R : Vous pouvez remplacer le système lesté d’un calibre .50 par un système plus léger et également démontable. Ainsi, par exemple, si vous aviez un véhicule léger qui avait du mal à transporter un calibre .50 plus une quantité importante de munitions, si vous passez au calibre .338, vous pouvez économiser des centaines de livres et maintenir ce véhicule sous son PNBV (poids nominal brut du véhicule). Ou surtout si vous faites des choses comme sauter un véhicule qui doit pouvoir toucher le sol assez fort – des choses dans ce sens.
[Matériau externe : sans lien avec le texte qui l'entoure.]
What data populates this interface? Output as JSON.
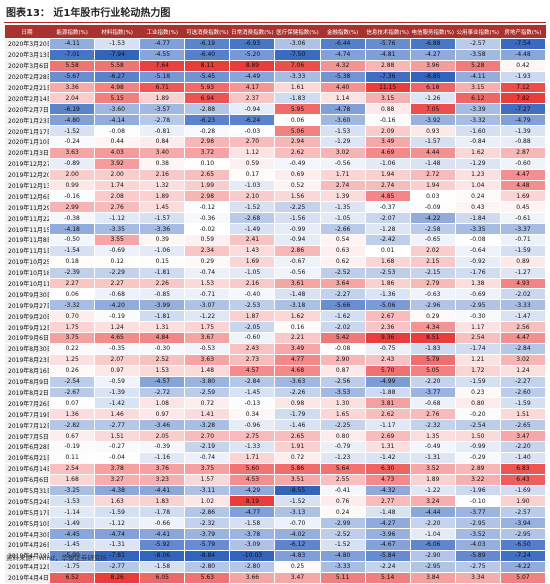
{
  "header": {
    "title": "图表13： 近1年股市行业轮动热力图"
  },
  "table": {
    "columns": [
      "日期",
      "能源指数(%)",
      "材料指数(%)",
      "工业指数(%)",
      "可选消费指数(%)",
      "日常消费指数(%)",
      "医疗保健指数(%)",
      "金融指数(%)",
      "信息技术指数(%)",
      "电信服务指数(%)",
      "公用事业指数(%)",
      "房地产指数(%)"
    ],
    "rows": [
      [
        "2020年3月20日",
        "-4.11",
        "-1.53",
        "-4.77",
        "-6.19",
        "-6.93",
        "-3.06",
        "-6.44",
        "-5.76",
        "-6.88",
        "-2.57",
        "-7.54"
      ],
      [
        "2020年3月13日",
        "-7.01",
        "-7.94",
        "-4.55",
        "-6.40",
        "-5.20",
        "-7.50",
        "-4.74",
        "-4.81",
        "-4.27",
        "-3.58",
        "-4.48"
      ],
      [
        "2020年3月6日",
        "5.58",
        "5.58",
        "7.64",
        "8.11",
        "8.89",
        "7.06",
        "4.32",
        "2.88",
        "3.96",
        "5.28",
        "0.42"
      ],
      [
        "2020年2月28日",
        "-5.67",
        "-6.27",
        "-5.18",
        "-5.45",
        "-4.49",
        "-3.33",
        "-5.38",
        "-7.36",
        "-8.85",
        "-4.11",
        "-1.93"
      ],
      [
        "2020年2月21日",
        "3.36",
        "4.98",
        "6.71",
        "5.93",
        "4.17",
        "1.61",
        "4.40",
        "11.15",
        "6.18",
        "3.15",
        "7.12"
      ],
      [
        "2020年2月14日",
        "2.04",
        "5.15",
        "1.89",
        "6.94",
        "2.37",
        "-1.83",
        "1.14",
        "3.15",
        "-1.26",
        "6.12",
        "7.82"
      ],
      [
        "2020年2月7日",
        "-6.19",
        "-3.60",
        "-3.57",
        "-2.88",
        "-0.94",
        "5.95",
        "-4.78",
        "0.88",
        "7.05",
        "-3.39",
        "-7.27"
      ],
      [
        "2020年1月23日",
        "-4.80",
        "-4.14",
        "-2.78",
        "-6.23",
        "-6.24",
        "0.06",
        "-3.60",
        "-0.16",
        "-3.92",
        "-3.32",
        "-4.79"
      ],
      [
        "2020年1月17日",
        "-1.52",
        "-0.08",
        "-0.81",
        "-0.28",
        "-0.03",
        "5.06",
        "-1.53",
        "2.09",
        "0.93",
        "-1.60",
        "-1.39"
      ],
      [
        "2020年1月10日",
        "-0.24",
        "0.44",
        "0.84",
        "2.98",
        "2.70",
        "2.94",
        "-1.29",
        "3.49",
        "-1.57",
        "-0.84",
        "-0.88"
      ],
      [
        "2020年1月3日",
        "3.63",
        "4.03",
        "3.40",
        "3.72",
        "1.12",
        "2.62",
        "3.02",
        "4.69",
        "4.44",
        "1.62",
        "2.87"
      ],
      [
        "2019年12月27日",
        "-0.89",
        "3.92",
        "0.38",
        "0.10",
        "0.59",
        "-0.49",
        "-0.56",
        "-1.06",
        "-1.48",
        "-1.29",
        "-0.60"
      ],
      [
        "2019年12月20日",
        "2.00",
        "2.00",
        "2.16",
        "2.65",
        "0.17",
        "0.69",
        "1.71",
        "1.94",
        "2.72",
        "1.23",
        "4.47"
      ],
      [
        "2019年12月13日",
        "0.99",
        "1.74",
        "1.32",
        "1.99",
        "-1.03",
        "0.52",
        "2.74",
        "2.74",
        "1.94",
        "1.04",
        "4.48"
      ],
      [
        "2019年12月6日",
        "-0.16",
        "2.08",
        "1.89",
        "2.98",
        "2.10",
        "1.56",
        "1.39",
        "4.85",
        "0.03",
        "0.24",
        "1.69"
      ],
      [
        "2019年11月29日",
        "2.99",
        "2.76",
        "1.45",
        "-0.12",
        "-1.52",
        "-2.25",
        "-1.35",
        "-0.37",
        "-0.09",
        "0.43",
        "0.45"
      ],
      [
        "2019年11月22日",
        "-0.38",
        "-1.12",
        "-1.57",
        "-0.36",
        "-2.68",
        "-1.56",
        "-1.05",
        "-2.07",
        "-4.22",
        "-1.84",
        "-0.61"
      ],
      [
        "2019年11月15日",
        "-4.18",
        "-3.35",
        "-3.36",
        "-0.02",
        "-1.49",
        "-0.99",
        "-2.66",
        "-1.28",
        "-2.58",
        "-3.35",
        "-3.37"
      ],
      [
        "2019年11月8日",
        "-0.50",
        "3.55",
        "0.39",
        "0.59",
        "2.41",
        "-0.94",
        "0.54",
        "-2.42",
        "-0.65",
        "-0.08",
        "-0.71"
      ],
      [
        "2019年11月1日",
        "-1.54",
        "-0.69",
        "-1.06",
        "2.34",
        "1.43",
        "2.86",
        "0.63",
        "0.01",
        "2.02",
        "-0.64",
        "-1.59"
      ],
      [
        "2019年10月25日",
        "0.18",
        "0.12",
        "0.15",
        "0.29",
        "1.69",
        "-0.67",
        "0.62",
        "1.68",
        "2.15",
        "-0.92",
        "0.89"
      ],
      [
        "2019年10月18日",
        "-2.39",
        "-2.29",
        "-1.81",
        "-0.74",
        "-1.05",
        "-0.56",
        "-2.52",
        "-2.53",
        "-2.15",
        "-1.76",
        "-1.27"
      ],
      [
        "2019年10月11日",
        "2.27",
        "2.27",
        "2.26",
        "1.53",
        "2.16",
        "3.61",
        "3.64",
        "1.86",
        "2.79",
        "1.38",
        "4.93"
      ],
      [
        "2019年9月30日",
        "0.06",
        "-0.68",
        "-0.85",
        "-0.71",
        "-0.40",
        "-1.48",
        "-2.27",
        "-1.36",
        "-0.63",
        "-0.69",
        "-2.02"
      ],
      [
        "2019年9月27日",
        "-3.32",
        "-4.20",
        "-3.99",
        "-3.07",
        "-2.53",
        "-3.18",
        "-5.66",
        "-5.06",
        "-2.96",
        "-2.95",
        "-3.33"
      ],
      [
        "2019年9月20日",
        "0.70",
        "-0.19",
        "-1.81",
        "-1.22",
        "1.87",
        "1.62",
        "-1.62",
        "2.67",
        "0.29",
        "-0.30",
        "-1.47"
      ],
      [
        "2019年9月12日",
        "1.75",
        "1.24",
        "1.31",
        "1.75",
        "-2.05",
        "0.16",
        "-2.02",
        "2.36",
        "4.34",
        "1.17",
        "2.56"
      ],
      [
        "2019年9月6日",
        "3.75",
        "4.65",
        "4.84",
        "3.67",
        "-0.60",
        "2.21",
        "5.42",
        "9.36",
        "8.51",
        "2.54",
        "4.47"
      ],
      [
        "2019年8月30日",
        "0.22",
        "-0.35",
        "-0.30",
        "-0.53",
        "2.43",
        "3.49",
        "-0.08",
        "-0.75",
        "-1.83",
        "-1.74",
        "-2.84"
      ],
      [
        "2019年8月23日",
        "1.25",
        "2.07",
        "2.52",
        "3.63",
        "2.73",
        "4.77",
        "2.90",
        "2.43",
        "5.79",
        "1.21",
        "3.02"
      ],
      [
        "2019年8月16日",
        "0.26",
        "0.97",
        "1.53",
        "1.48",
        "4.57",
        "4.68",
        "0.87",
        "5.70",
        "5.05",
        "1.72",
        "1.24"
      ],
      [
        "2019年8月9日",
        "-2.54",
        "-0.59",
        "-4.57",
        "-3.80",
        "-2.84",
        "-3.63",
        "-2.56",
        "-4.99",
        "-2.20",
        "-1.59",
        "-2.27"
      ],
      [
        "2019年8月2日",
        "-2.67",
        "-1.39",
        "-2.72",
        "-2.59",
        "-1.45",
        "-2.26",
        "-3.53",
        "-1.88",
        "-3.77",
        "0.23",
        "-2.60"
      ],
      [
        "2019年7月26日",
        "0.07",
        "-1.42",
        "1.08",
        "0.72",
        "-0.13",
        "0.98",
        "1.30",
        "3.81",
        "-0.68",
        "0.80",
        "-1.59"
      ],
      [
        "2019年7月19日",
        "1.36",
        "1.46",
        "0.97",
        "1.41",
        "0.34",
        "-1.79",
        "1.65",
        "2.62",
        "2.76",
        "-0.20",
        "1.51"
      ],
      [
        "2019年7月12日",
        "-2.82",
        "-2.77",
        "-3.46",
        "-3.28",
        "-0.96",
        "-1.46",
        "-2.25",
        "-1.17",
        "-2.32",
        "-2.54",
        "-2.65"
      ],
      [
        "2019年7月5日",
        "0.67",
        "1.51",
        "2.05",
        "2.70",
        "2.75",
        "2.65",
        "0.80",
        "2.69",
        "1.35",
        "1.50",
        "3.47"
      ],
      [
        "2019年6月28日",
        "-0.19",
        "-0.27",
        "-0.39",
        "-2.19",
        "-1.33",
        "1.91",
        "-0.79",
        "1.31",
        "-0.49",
        "-0.99",
        "-2.20"
      ],
      [
        "2019年6月21日",
        "0.11",
        "-0.04",
        "-1.16",
        "-0.74",
        "1.71",
        "0.72",
        "-1.23",
        "-1.42",
        "-1.31",
        "-0.29",
        "-1.40"
      ],
      [
        "2019年6月14日",
        "2.54",
        "3.78",
        "3.76",
        "3.75",
        "5.60",
        "5.86",
        "5.64",
        "6.30",
        "3.52",
        "2.89",
        "6.83"
      ],
      [
        "2019年6月6日",
        "1.68",
        "3.27",
        "3.23",
        "1.57",
        "4.53",
        "3.51",
        "2.55",
        "4.73",
        "1.89",
        "3.22",
        "6.43"
      ],
      [
        "2019年5月31日",
        "-3.25",
        "-4.38",
        "-4.41",
        "-3.11",
        "-4.29",
        "-8.55",
        "-0.41",
        "-4.32",
        "-1.22",
        "-1.96",
        "-1.69"
      ],
      [
        "2019年5月24日",
        "-1.53",
        "1.63",
        "1.83",
        "1.02",
        "8.19",
        "-1.52",
        "0.76",
        "2.77",
        "3.24",
        "-0.10",
        "1.90"
      ],
      [
        "2019年5月17日",
        "-1.14",
        "-1.59",
        "-1.78",
        "-2.86",
        "-4.77",
        "-3.13",
        "0.24",
        "-1.48",
        "-4.44",
        "-3.77",
        "-2.57"
      ],
      [
        "2019年5月10日",
        "-1.49",
        "-1.12",
        "-0.66",
        "-2.32",
        "-1.58",
        "-0.70",
        "-2.99",
        "-4.27",
        "-2.20",
        "-2.95",
        "-3.94"
      ],
      [
        "2019年4月30日",
        "-4.45",
        "-4.74",
        "-4.41",
        "-3.79",
        "-3.78",
        "-4.02",
        "-2.52",
        "-3.96",
        "-1.04",
        "-3.52",
        "-2.95"
      ],
      [
        "2019年4月26日",
        "-1.45",
        "-1.31",
        "-5.92",
        "-5.79",
        "-3.09",
        "-6.12",
        "-1.52",
        "-4.67",
        "-6.06",
        "-4.03",
        "-6.50"
      ],
      [
        "2019年4月19日",
        "-5.99",
        "-7.81",
        "-8.06",
        "-8.84",
        "-10.03",
        "-4.83",
        "-4.80",
        "-5.84",
        "-2.90",
        "-5.89",
        "-7.24"
      ],
      [
        "2019年4月12日",
        "-1.75",
        "-2.77",
        "-1.58",
        "-2.80",
        "-2.80",
        "0.25",
        "-3.33",
        "-2.24",
        "-2.95",
        "-2.75",
        "-4.22"
      ],
      [
        "2019年4月4日",
        "6.52",
        "8.26",
        "6.05",
        "5.63",
        "3.66",
        "3.47",
        "5.11",
        "5.14",
        "3.84",
        "3.34",
        "5.07"
      ]
    ]
  },
  "footer": "资料来源：Wind，华泰证券研究所"
}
Cela vous permet de réduire une partie de ce poids, tout en conservant la portée et l’efficacité.

Q : Une dernière question : que pouvez-vous me dire sur les tirs de contre-drones que vous préparez ou envisagez de déployer sur toutes les plates-formes ?

R : Nous avons définitivement étudié les cartouches anti-drones spécifiquement dans les calibres actuels et que puis-je faire pour augmenter les opérateurs avec le fusil qu’ils portent actuellement ? Nous avons également expérimenté diverses autres choses, des fusils de chasse aux 40 millimètres (grenades de 40 mm), et nous essayons toujours de faire le tri. Il y a beaucoup de choses auxquelles il faut penser lorsque l’on examine l’efficacité d’un cycle comme celui-là. Malheureusement, je ne peux pas aller plus loin que cela, parce que je me lance vraiment dans un domaine de type OPSEC (sécurité opérationnelle), je ne veux pas y aller.

Marc-André Boucher

Marc-André Boucher

Analyste de formation et passionné de stratégie internationale, j’écris pour 45eNord.ca afin de décrypter les grandes dynamiques militaires mondiales. Mon objectif : rendre claires les logiques de pouvoir et les rapports de force qui façonnent notre époque. J’aime lier les faits du jour à une vision d’ensemble.